J’ai eu une discussion cette semaine avec un ami sur le sujet des expériences spirituelles dans le contexte d’autres religions. Mon ami vient de lire le témoignage d’un homme qui s’est converti à l’islam soufi parce qu’il a été convaincu d’avoir expérimenté Dieu à travers les pratiques soufies. La question qu’on s’est posée donc est comment nous les chrétiens devrions rendre compte de telles expériences. Voici quelques fruits de notre réflexion :
(1) Parfois on confond une expérience non-spirituelle avec une expérience véritablement spirituelle. Cela se passe même dans l’Église. On peut s’imaginer transporté par des anges alors que c’est simplement la musique qui fait vibrer notre nature charnelle.
(2) Les expériences, en générale, ne s’interprètent pas eux-mêmes. Quand on sent quelque chose ou on assiste à une scène qui semble dépasser le naturel, on va chercher une explication dans la compréhension que l’on a déjà du monde. Quand Paul guérit un boiteux à Lystre la foule les prend pour Zeus et Hermès, et à Malte quand Paul n’est pas blessé par le venin de la vipère, les gens concluent que lui-même est un dieu.
(3) Il y a des puissances spirituelles autre que Dieu qui ont pour but d’égarer les gens. En tant qu’occidentaux, je pense que c’est cet aspect que nous avons tendance à oublier. Nous avons hérité des « Lumières » une conception du monde qui est matérialiste et mécanique. Nous considérons que le monde fonctionne automatiquement selon les lois de la nature avec peut-être des rarissimes interventions de la part de Dieu. Ce n’est pas cela la conception du monde de la plupart des humains qui ont vécu sur cette terre, et ce n’est pas l’approche des auteurs de la Bible non plus. Si l’activité des être sur-naturels nous semble bizarre, ça s’explique peut-être par une stratégie des puissance ténébreuses comme imaginé par C.S. Lewis dans une lettre entre deux démons :
Je m'étonne que vous me demandiez s'il est essentiel de maintenir le patient dans l'ignorance de votre propre existence. Cette question, au moins pour la phase actuelle de la guerre, a été résolue pour nous par le Haut Commandement. Notre politique, pour le moment, est de nous cacher. Bien sûr, il n'en a pas toujours été ainsi. [...] Je ne pense pas que vous aurez beaucoup de difficultés à maintenir le patient dans l'ignorance. Le fait que les « diables » soient surtout des figures comiques dans l'imaginaire moderne vous aidera. Si le moindre soupçon de votre existence commence à naître dans son esprit, suggérez-lui l'image d'une chose en collants rouges et persuadez-le que, puisqu'il ne peut pas croire à cela (c'est une vieille méthode de manuel pour les confondre), il ne peut donc pas croire en vous1.

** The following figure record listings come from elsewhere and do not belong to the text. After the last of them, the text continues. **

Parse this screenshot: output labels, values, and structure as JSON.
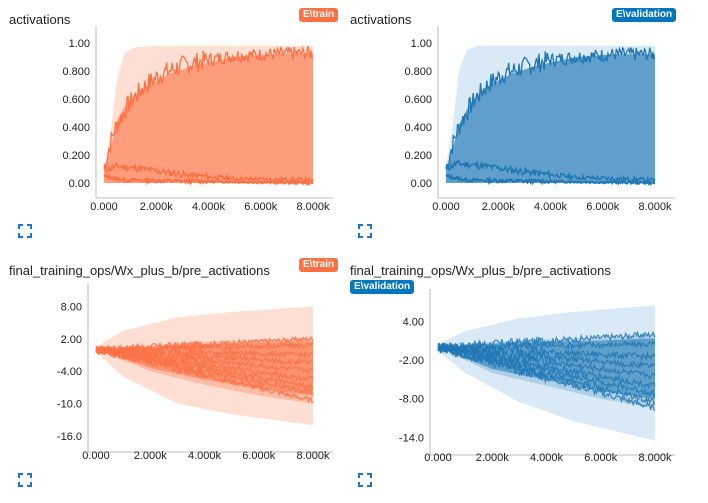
{
  "colors": {
    "train": "#ff7043",
    "validation": "#1f77b4",
    "train_light": "#ffd7c8",
    "validation_light": "#cfe4f3",
    "validation_mid": "#a9cde6",
    "train_mid": "#ffb89f",
    "axis": "#bdbdbd"
  },
  "icons": {
    "expand": "fullscreen-expand-icon"
  },
  "charts": [
    {
      "title": "activations",
      "run": "E\\train",
      "chart_data": {
        "type": "area",
        "run": "E\\train",
        "x_ticks": [
          "0.000",
          "2.000k",
          "4.000k",
          "6.000k",
          "8.000k"
        ],
        "y_ticks": [
          "1.00",
          "0.800",
          "0.600",
          "0.400",
          "0.200",
          "0.00"
        ],
        "xlim": [
          0,
          8000
        ],
        "ylim": [
          -0.05,
          1.05
        ],
        "envelope_max": [
          [
            0,
            0.12
          ],
          [
            250,
            0.35
          ],
          [
            500,
            0.75
          ],
          [
            800,
            0.93
          ],
          [
            1200,
            0.97
          ],
          [
            2000,
            0.98
          ],
          [
            4000,
            0.98
          ],
          [
            8000,
            0.98
          ]
        ],
        "envelope_min": [
          [
            0,
            0.0
          ],
          [
            8000,
            0.0
          ]
        ],
        "band_upper": [
          [
            0,
            0.1
          ],
          [
            200,
            0.2
          ],
          [
            500,
            0.45
          ],
          [
            900,
            0.58
          ],
          [
            1500,
            0.68
          ],
          [
            2500,
            0.78
          ],
          [
            3500,
            0.84
          ],
          [
            5000,
            0.9
          ],
          [
            6500,
            0.92
          ],
          [
            8000,
            0.93
          ]
        ],
        "series_upper": [
          [
            0,
            0.1
          ],
          [
            200,
            0.25
          ],
          [
            400,
            0.38
          ],
          [
            600,
            0.45
          ],
          [
            900,
            0.55
          ],
          [
            1200,
            0.62
          ],
          [
            1600,
            0.7
          ],
          [
            2200,
            0.78
          ],
          [
            3000,
            0.84
          ],
          [
            4000,
            0.88
          ],
          [
            5000,
            0.91
          ],
          [
            6500,
            0.92
          ],
          [
            8000,
            0.93
          ]
        ],
        "series_lower": [
          [
            0,
            0.09
          ],
          [
            500,
            0.12
          ],
          [
            1500,
            0.1
          ],
          [
            3000,
            0.06
          ],
          [
            5000,
            0.03
          ],
          [
            8000,
            0.02
          ]
        ],
        "series_bottom": [
          [
            0,
            0.05
          ],
          [
            800,
            0.02
          ],
          [
            8000,
            0.0
          ]
        ]
      }
    },
    {
      "title": "activations",
      "run": "E\\validation",
      "chart_data": {
        "type": "area",
        "run": "E\\validation",
        "x_ticks": [
          "0.000",
          "2.000k",
          "4.000k",
          "6.000k",
          "8.000k"
        ],
        "y_ticks": [
          "1.00",
          "0.800",
          "0.600",
          "0.400",
          "0.200",
          "0.00"
        ],
        "xlim": [
          0,
          8000
        ],
        "ylim": [
          -0.05,
          1.05
        ],
        "envelope_max": [
          [
            0,
            0.12
          ],
          [
            250,
            0.4
          ],
          [
            500,
            0.8
          ],
          [
            800,
            0.95
          ],
          [
            1200,
            0.98
          ],
          [
            8000,
            0.98
          ]
        ],
        "envelope_min": [
          [
            0,
            0.0
          ],
          [
            8000,
            0.0
          ]
        ],
        "band_upper": [
          [
            0,
            0.1
          ],
          [
            200,
            0.2
          ],
          [
            500,
            0.42
          ],
          [
            900,
            0.56
          ],
          [
            1500,
            0.68
          ],
          [
            2500,
            0.78
          ],
          [
            3500,
            0.84
          ],
          [
            5000,
            0.9
          ],
          [
            6500,
            0.92
          ],
          [
            8000,
            0.92
          ]
        ],
        "series_upper": [
          [
            0,
            0.1
          ],
          [
            200,
            0.24
          ],
          [
            400,
            0.36
          ],
          [
            600,
            0.44
          ],
          [
            900,
            0.54
          ],
          [
            1200,
            0.62
          ],
          [
            1600,
            0.7
          ],
          [
            2200,
            0.78
          ],
          [
            3000,
            0.83
          ],
          [
            4000,
            0.88
          ],
          [
            5000,
            0.9
          ],
          [
            6500,
            0.92
          ],
          [
            8000,
            0.92
          ]
        ],
        "series_lower": [
          [
            0,
            0.1
          ],
          [
            400,
            0.14
          ],
          [
            1500,
            0.12
          ],
          [
            3000,
            0.08
          ],
          [
            5000,
            0.04
          ],
          [
            8000,
            0.02
          ]
        ],
        "series_bottom": [
          [
            0,
            0.05
          ],
          [
            800,
            0.02
          ],
          [
            8000,
            0.0
          ]
        ]
      }
    },
    {
      "title": "final_training_ops/Wx_plus_b/pre_activations",
      "run": "E\\train",
      "chart_data": {
        "type": "area",
        "run": "E\\train",
        "x_ticks": [
          "0.000",
          "2.000k",
          "4.000k",
          "6.000k",
          "8.000k"
        ],
        "y_ticks": [
          "8.00",
          "2.00",
          "-4.00",
          "-10.0",
          "-16.0"
        ],
        "xlim": [
          0,
          8000
        ],
        "ylim": [
          -17.5,
          10.5
        ],
        "envelope_max": [
          [
            0,
            0.5
          ],
          [
            1000,
            3.5
          ],
          [
            3000,
            6.0
          ],
          [
            5000,
            7.0
          ],
          [
            8000,
            8.0
          ]
        ],
        "envelope_min": [
          [
            0,
            -0.5
          ],
          [
            1000,
            -5.0
          ],
          [
            3000,
            -10.0
          ],
          [
            5000,
            -12.0
          ],
          [
            8000,
            -14.0
          ]
        ],
        "band_upper": [
          [
            0,
            0
          ],
          [
            2000,
            0.8
          ],
          [
            4000,
            1.5
          ],
          [
            6000,
            1.8
          ],
          [
            8000,
            2.2
          ]
        ],
        "band_lower": [
          [
            0,
            0
          ],
          [
            2000,
            -4.0
          ],
          [
            4000,
            -6.5
          ],
          [
            6000,
            -8.5
          ],
          [
            8000,
            -10.0
          ]
        ],
        "lines": [
          [
            [
              0,
              0
            ],
            [
              8000,
              2.0
            ]
          ],
          [
            [
              0,
              0
            ],
            [
              8000,
              0.8
            ]
          ],
          [
            [
              0,
              0
            ],
            [
              8000,
              -1.0
            ]
          ],
          [
            [
              0,
              0
            ],
            [
              8000,
              -2.5
            ]
          ],
          [
            [
              0,
              0
            ],
            [
              8000,
              -4.0
            ]
          ],
          [
            [
              0,
              0
            ],
            [
              8000,
              -5.5
            ]
          ],
          [
            [
              0,
              0
            ],
            [
              8000,
              -6.8
            ]
          ],
          [
            [
              0,
              0
            ],
            [
              8000,
              -8.0
            ]
          ],
          [
            [
              0,
              0
            ],
            [
              8000,
              -9.5
            ]
          ]
        ]
      }
    },
    {
      "title": "final_training_ops/Wx_plus_b/pre_activations",
      "run": "E\\validation",
      "chart_data": {
        "type": "area",
        "run": "E\\validation",
        "x_ticks": [
          "0.000",
          "2.000k",
          "4.000k",
          "6.000k",
          "8.000k"
        ],
        "y_ticks": [
          "4.00",
          "-2.00",
          "-8.00",
          "-14.0"
        ],
        "xlim": [
          0,
          8000
        ],
        "ylim": [
          -15.5,
          7.5
        ],
        "envelope_max": [
          [
            0,
            0.5
          ],
          [
            1000,
            2.5
          ],
          [
            3000,
            4.5
          ],
          [
            5000,
            5.5
          ],
          [
            8000,
            6.5
          ]
        ],
        "envelope_min": [
          [
            0,
            -0.5
          ],
          [
            1000,
            -4.0
          ],
          [
            3000,
            -8.5
          ],
          [
            5000,
            -11.5
          ],
          [
            8000,
            -14.5
          ]
        ],
        "band_upper": [
          [
            0,
            0
          ],
          [
            2000,
            0.8
          ],
          [
            4000,
            1.2
          ],
          [
            6000,
            1.5
          ],
          [
            8000,
            2.0
          ]
        ],
        "band_lower": [
          [
            0,
            0
          ],
          [
            2000,
            -4.0
          ],
          [
            4000,
            -6.0
          ],
          [
            6000,
            -8.0
          ],
          [
            8000,
            -9.5
          ]
        ],
        "lines": [
          [
            [
              0,
              0
            ],
            [
              8000,
              2.0
            ]
          ],
          [
            [
              0,
              0
            ],
            [
              8000,
              0.5
            ]
          ],
          [
            [
              0,
              0
            ],
            [
              8000,
              -1.5
            ]
          ],
          [
            [
              0,
              0
            ],
            [
              8000,
              -3.0
            ]
          ],
          [
            [
              0,
              0
            ],
            [
              8000,
              -4.5
            ]
          ],
          [
            [
              0,
              0
            ],
            [
              8000,
              -6.0
            ]
          ],
          [
            [
              0,
              0
            ],
            [
              8000,
              -7.2
            ]
          ],
          [
            [
              0,
              0
            ],
            [
              8000,
              -8.5
            ]
          ],
          [
            [
              0,
              0
            ],
            [
              8000,
              -9.5
            ]
          ]
        ]
      }
    }
  ]
}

Les auteurs biblique parlent ouvertement de l’activité de démons et d’esprits mauvais, ce qui n’est pas toujours reconnu comme ce que c’est. La magie pratiqué par Simon le Magicien a été attribué à Dieu par les samaritains (Ac 8.9-12), et Satan lui-même se déguise en ange de lumière selon Paul (2 Co 11.14). Nous ne devons donc pas nous étonner s’il y a des expériences sur-naturelles en dehors du christianisme. C’est exactement ce qu’une vision du monde biblique prévoirait.
Ensuite, la question peut se poser comment il faut en parler. Ce n’est pas peut-être la meilleure approche de répondre automatiquement à toute affirmation d’une expérience surnaturelle avec : « C’était un démon ! » Pour ma part, je ne prétends pas savoir d’où vient le coran par exemple. Je me contente d’argumenter à partir du texte que nous avons que ce n’est pas une révélation de Dieu. Ainsi on reste sur un terrain objectif où on peut avoir une vraie discussion.
Lewis, C. S. The Screwtape Letters. New York: HarperCollins Publishers, 2010, p. 31.